Unified Communications, mercato oltre 220 miliardi nel 2026. L’AI accelera la crescita, Italia tra ritardo e opportunità
AZIENDEINNOVAZIONEIntelligenza ArtificialeREPORTS 10 Luglio 2026 digitalvoice
Il mercato globale della Unified Communications è destinato a superare i 220 miliardi di dollari entro la fine del 2026, per poi raggiungere un valore compreso tra 700 e 900 miliardi di dollari dopo il 2030, trainato dall’integrazione sempre più stretta con l’intelligenza artificiale. È quanto emerge dal nuovo white paper del Centro Studi Comtel, “Unified Communications 2026 & AI – Prospettive, Innovazione, Opportunità”.
Secondo lo studio, le piattaforme di comunicazione integrata – che comprendono voce, video, chat e strumenti collaborativi – stanno assumendo il ruolo di infrastrutture digitali strategiche, al pari di reti dati e data center.

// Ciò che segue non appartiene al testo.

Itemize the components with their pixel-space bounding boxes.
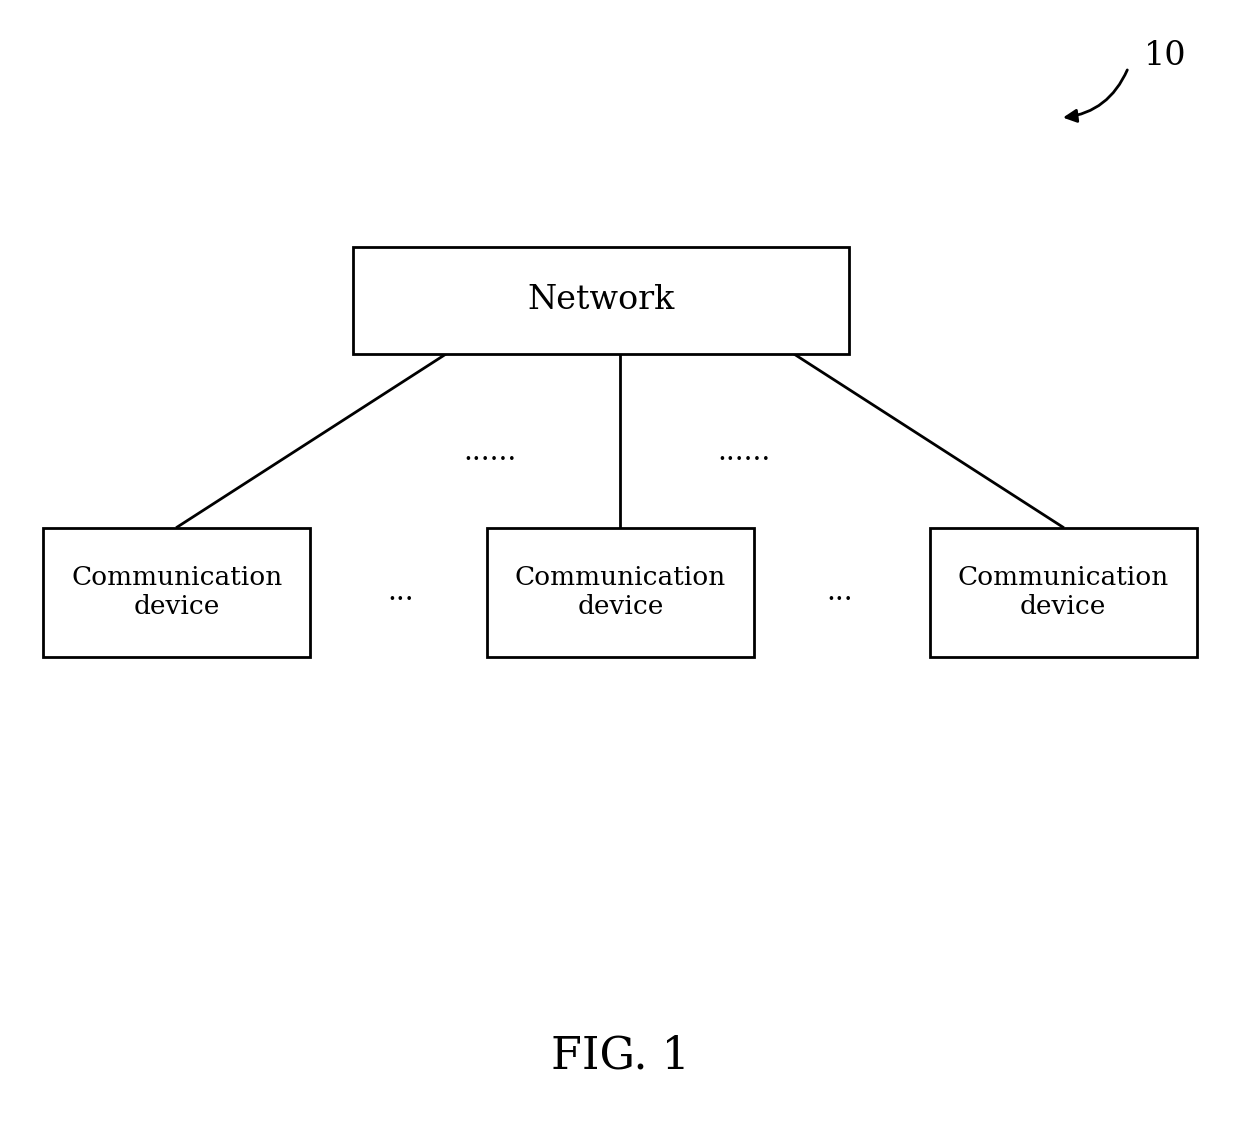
Text: Communication
device: Communication device bbox=[71, 565, 283, 620]
Text: ...: ... bbox=[387, 579, 414, 606]
Bar bbox=[353, 247, 849, 354]
Text: ......: ...... bbox=[718, 439, 770, 466]
Text: Communication
device: Communication device bbox=[515, 565, 727, 620]
Text: ......: ...... bbox=[464, 439, 516, 466]
Text: FIG. 1: FIG. 1 bbox=[551, 1034, 689, 1077]
Text: Network: Network bbox=[528, 284, 675, 317]
FancyArrowPatch shape bbox=[1066, 70, 1127, 121]
Bar bbox=[930, 528, 1197, 657]
Bar bbox=[487, 528, 754, 657]
Text: 10: 10 bbox=[1145, 40, 1187, 72]
Text: ...: ... bbox=[826, 579, 853, 606]
Bar bbox=[43, 528, 310, 657]
Text: Communication
device: Communication device bbox=[957, 565, 1169, 620]
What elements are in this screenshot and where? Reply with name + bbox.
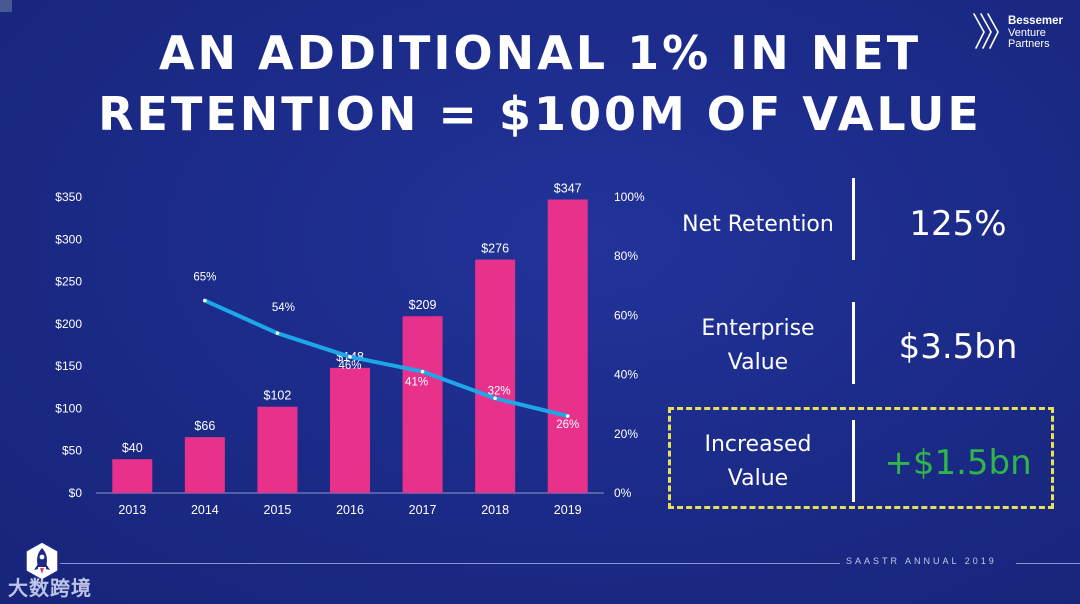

L’intelligenza artificiale rappresenta il principale fattore di trasformazione: oltre il 55% delle organizzazioni utilizza già sistemi di trascrizione automatica, mentre strumenti come gli assistenti AI per le riunioni riducono sensibilmente le attività amministrative e migliorano l’efficienza operativa.
Il report evidenzia come il mercato sia dominato dai grandi player internazionali, ma sottolinea il valore competitivo degli integratori specializzati capaci di personalizzare le soluzioni in funzione delle esigenze dei clienti. In questo contesto Comtel rafforza la propria presenza internazionale, operando in Italia, Europa, Medio Oriente e Asia-Pacifico.
L’Italia sconta ancora un ritardo nella diffusione delle nuove piattaforme, soprattutto tra le PMI, ma proprio questo gap potrebbe favorire un rapido salto tecnologico, anche grazie alle risorse del PNRR. Tra i comparti più dinamici spicca la sanità, dove le soluzioni di Unified Communications supportano telemedicina e coordinamento clinico, con una crescita attesa superiore al 28% annuo. Opportunità analoghe riguardano anche la pubblica amministrazione, impegnata nella digitalizzazione di sportelli e contact center.
Lo studio richiama infine l’attenzione sul quadro normativo europeo, che con regolamenti come GDPR, NIS2, AI Act e Data Act impone elevati standard di sicurezza, resilienza e protezione dei dati, rendendo le piattaforme di Unified Communications sempre più centrali nelle strategie di trasformazione digitale di imprese e amministrazioni pubbliche.
“Grazie all’attività del nostro Centro Studi vogliamo fornire un quadro completo di come si stia evolvendo il mercato e di quali saranno le necessità per il futuro. Non ci limitiamo a descrivere quanto accade ma proponiamo soluzioni per anticipare le esigenze di business dei nostri clienti. Sviluppiamo prodotti che potranno adattarsi alle diverse esigenze degli utilizzatori, utili per piccole e grandi aziende, per realtà pubbliche e private. Mettiamo a fattor comune il nostro know-how, sempre aperti a collaborare con i principali player nazionali ed internazionali” dichiara il Presidente Comtel, Carlo Nardello (FOTO) .
“Presidiamo numerosi mercati con le nostre soluzioni di Unified Communications, in grado di competere anche con big del settore, grazie alla capacità di adattarsi alle esigenze specifiche del singolo utilizzatore. Offriamo prodotti tailor made non solo a realtà di primissimo ordine in Italia, ma copriamo il resto d’Europa, il Medio Oriente e il mercato dell’Asia Pacifico, con la volontà di continuare ad espanderci” commenta Mattia Conti, Direttore Generale Comtel.
“Stiamo vivendo una fase di evoluzione molto rapida ed è necessario non rimanere indietro. L’Italia sta recuperando terreno e crediamo che abbia tutte le potenzialità per non essere seconda a nessuno. Stiamo toccando con mano l’adattabilità di alcune soluzioni a settori che fino a poco tempo fa sembravano lontanissimi. Healthcare, finance, hotellerie, solo per fare degli esempi, stanno digitalizzando esponenzialmente i processi, efficientando servizi e produttività” afferma Pietro Parente, Responsabile del Centro Studi Comtel.